Martin Landau, meanwhile, shows up as a saintly judge and law school professor. He gets this big monologue all about how his rabbi father disowned him when he dropped out of the yeshiva and became a lawyer. The gist of the speech is that a zebra can’t change its stripes; when Mike asks him, “If you had to do it all over again, would you make the same choices?”, Landau replies, “What choices? We can’t run from who we are.” This is the movie’s stab at profundity: The story, we’re meant to believe, is about Mike realizing that he was, is, and shall forever be a gambler, and trying to be anything else is a waste of time.
Which is all fine and good, but Mike’s problem isn’t that he’s a gambler so much as it’s that he’s a yutz, and since he’s perpetually surrounded by violent criminals, it’s hard to back any argument that this is where he’s “meant to be.” He doesn’t even actively shake Worm off his back by the end; when it looks like they won’t make enough money to pay back a guy who wants to kill them, Worm chooses to go on the lam, while Mike chooses to stay and face the music (and by “face the music,” I mean “play another poker game but magically win enough to pay off his debts”). It would be much more dramatically meaningful if Mike finally told Worm to fuck off. As it stands, when the movie ends, it still feels plausible that Mike will be whacked by a bookie somewhere down the road.
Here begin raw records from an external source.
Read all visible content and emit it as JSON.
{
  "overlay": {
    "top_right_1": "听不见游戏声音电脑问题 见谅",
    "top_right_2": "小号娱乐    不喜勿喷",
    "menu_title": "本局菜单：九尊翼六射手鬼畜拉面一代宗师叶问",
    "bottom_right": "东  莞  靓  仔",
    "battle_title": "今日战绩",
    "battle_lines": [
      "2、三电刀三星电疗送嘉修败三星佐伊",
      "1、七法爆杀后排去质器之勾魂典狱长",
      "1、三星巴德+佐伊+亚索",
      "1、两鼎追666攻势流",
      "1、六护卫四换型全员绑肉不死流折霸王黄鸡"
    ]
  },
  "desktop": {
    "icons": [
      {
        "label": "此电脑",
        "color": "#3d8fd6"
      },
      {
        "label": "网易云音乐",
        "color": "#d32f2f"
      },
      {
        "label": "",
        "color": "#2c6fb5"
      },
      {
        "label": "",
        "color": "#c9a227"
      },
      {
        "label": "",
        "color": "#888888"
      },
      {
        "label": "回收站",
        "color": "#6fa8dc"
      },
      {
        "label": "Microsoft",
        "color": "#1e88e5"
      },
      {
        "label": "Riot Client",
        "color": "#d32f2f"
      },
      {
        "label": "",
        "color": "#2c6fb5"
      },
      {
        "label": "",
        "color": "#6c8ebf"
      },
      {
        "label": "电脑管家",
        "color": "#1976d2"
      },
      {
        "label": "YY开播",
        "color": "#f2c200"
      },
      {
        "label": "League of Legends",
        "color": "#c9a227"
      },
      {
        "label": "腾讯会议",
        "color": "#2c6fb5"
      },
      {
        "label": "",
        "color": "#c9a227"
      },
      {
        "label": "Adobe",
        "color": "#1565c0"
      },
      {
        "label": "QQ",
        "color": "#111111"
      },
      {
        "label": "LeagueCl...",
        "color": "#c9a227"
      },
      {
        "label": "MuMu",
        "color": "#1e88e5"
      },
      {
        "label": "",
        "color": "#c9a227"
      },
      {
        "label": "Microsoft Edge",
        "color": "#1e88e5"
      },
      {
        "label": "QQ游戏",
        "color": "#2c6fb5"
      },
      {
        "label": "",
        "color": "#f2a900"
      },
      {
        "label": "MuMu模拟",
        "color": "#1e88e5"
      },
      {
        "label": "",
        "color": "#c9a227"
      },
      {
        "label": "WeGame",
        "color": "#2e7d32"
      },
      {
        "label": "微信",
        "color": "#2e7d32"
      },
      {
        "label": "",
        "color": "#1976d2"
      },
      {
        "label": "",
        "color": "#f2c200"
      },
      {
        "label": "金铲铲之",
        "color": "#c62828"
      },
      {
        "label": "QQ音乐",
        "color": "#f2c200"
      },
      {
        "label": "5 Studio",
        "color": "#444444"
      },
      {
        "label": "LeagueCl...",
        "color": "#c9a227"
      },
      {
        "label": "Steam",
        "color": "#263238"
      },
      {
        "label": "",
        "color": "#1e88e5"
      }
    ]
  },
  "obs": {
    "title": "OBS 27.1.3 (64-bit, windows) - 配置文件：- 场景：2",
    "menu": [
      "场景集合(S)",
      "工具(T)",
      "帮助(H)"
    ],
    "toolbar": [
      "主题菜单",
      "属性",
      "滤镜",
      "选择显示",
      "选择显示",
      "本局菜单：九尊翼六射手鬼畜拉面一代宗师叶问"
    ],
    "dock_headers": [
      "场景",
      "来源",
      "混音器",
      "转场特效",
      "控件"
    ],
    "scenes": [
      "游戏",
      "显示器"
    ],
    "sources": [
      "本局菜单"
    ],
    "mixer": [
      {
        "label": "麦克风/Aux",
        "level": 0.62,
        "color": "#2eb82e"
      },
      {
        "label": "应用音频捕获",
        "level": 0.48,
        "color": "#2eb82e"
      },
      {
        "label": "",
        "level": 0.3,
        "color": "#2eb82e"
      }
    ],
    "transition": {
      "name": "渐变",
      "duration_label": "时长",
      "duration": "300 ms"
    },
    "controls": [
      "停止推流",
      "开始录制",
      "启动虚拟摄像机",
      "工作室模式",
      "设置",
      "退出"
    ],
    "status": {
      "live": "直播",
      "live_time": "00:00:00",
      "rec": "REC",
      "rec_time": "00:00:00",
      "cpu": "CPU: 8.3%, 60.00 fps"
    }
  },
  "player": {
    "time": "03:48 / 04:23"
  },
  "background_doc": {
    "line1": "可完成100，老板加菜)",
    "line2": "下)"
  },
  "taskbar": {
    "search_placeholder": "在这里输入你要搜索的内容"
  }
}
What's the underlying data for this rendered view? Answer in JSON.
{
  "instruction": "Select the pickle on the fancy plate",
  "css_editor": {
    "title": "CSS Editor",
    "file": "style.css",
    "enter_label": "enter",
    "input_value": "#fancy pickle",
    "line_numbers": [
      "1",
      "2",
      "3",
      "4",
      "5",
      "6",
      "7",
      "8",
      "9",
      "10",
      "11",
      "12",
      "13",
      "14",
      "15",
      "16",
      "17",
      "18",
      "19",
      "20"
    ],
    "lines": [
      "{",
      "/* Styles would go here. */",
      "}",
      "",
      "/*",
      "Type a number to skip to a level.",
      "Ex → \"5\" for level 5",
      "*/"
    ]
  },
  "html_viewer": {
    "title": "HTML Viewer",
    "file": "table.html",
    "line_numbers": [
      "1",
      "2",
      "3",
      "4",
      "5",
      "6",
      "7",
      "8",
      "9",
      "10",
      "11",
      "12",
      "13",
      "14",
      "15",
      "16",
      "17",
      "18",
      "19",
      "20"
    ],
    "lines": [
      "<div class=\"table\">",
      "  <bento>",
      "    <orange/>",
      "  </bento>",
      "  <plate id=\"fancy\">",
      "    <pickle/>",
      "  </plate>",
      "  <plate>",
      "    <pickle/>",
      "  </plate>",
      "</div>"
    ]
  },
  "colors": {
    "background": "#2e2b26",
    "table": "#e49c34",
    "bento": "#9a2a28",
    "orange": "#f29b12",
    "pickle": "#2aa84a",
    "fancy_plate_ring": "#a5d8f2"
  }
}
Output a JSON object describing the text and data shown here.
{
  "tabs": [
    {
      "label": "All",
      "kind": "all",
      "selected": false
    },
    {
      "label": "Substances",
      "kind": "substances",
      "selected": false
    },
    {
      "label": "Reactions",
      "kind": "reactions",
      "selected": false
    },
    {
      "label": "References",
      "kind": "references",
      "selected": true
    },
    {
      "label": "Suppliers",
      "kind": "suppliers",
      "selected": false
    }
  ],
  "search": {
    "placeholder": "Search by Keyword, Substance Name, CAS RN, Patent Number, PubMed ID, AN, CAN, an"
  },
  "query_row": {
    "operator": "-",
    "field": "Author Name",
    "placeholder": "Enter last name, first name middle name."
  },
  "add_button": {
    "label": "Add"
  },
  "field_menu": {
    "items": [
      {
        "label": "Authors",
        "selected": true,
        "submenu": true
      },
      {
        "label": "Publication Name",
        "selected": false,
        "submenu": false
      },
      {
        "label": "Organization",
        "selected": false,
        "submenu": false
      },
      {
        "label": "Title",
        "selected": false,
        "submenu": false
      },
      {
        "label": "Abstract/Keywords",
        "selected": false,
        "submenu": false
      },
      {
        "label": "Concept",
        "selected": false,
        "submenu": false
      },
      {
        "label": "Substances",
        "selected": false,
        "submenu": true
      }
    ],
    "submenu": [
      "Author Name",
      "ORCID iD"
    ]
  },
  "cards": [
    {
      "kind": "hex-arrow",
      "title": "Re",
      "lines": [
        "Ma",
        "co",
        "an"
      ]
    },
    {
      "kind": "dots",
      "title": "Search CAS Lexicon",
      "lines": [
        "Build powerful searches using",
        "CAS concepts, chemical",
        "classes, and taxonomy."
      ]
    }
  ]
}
The more I think about it, the more I feel like this, ultimately, is Rounders’ fatal flaw: It’s an inspirational sports movie wearing a gritty crime drama’s clothes, and those genres don’t pair well. The Karate Kid cannot also be The Gambler; Cool Runnings cannot also be Casino… although if someone wanted to remake The Karate Kid with Joe Pesci as Mr. Miyagi or Casino with Doug E. Doug as Nicky Santoro, I would not object.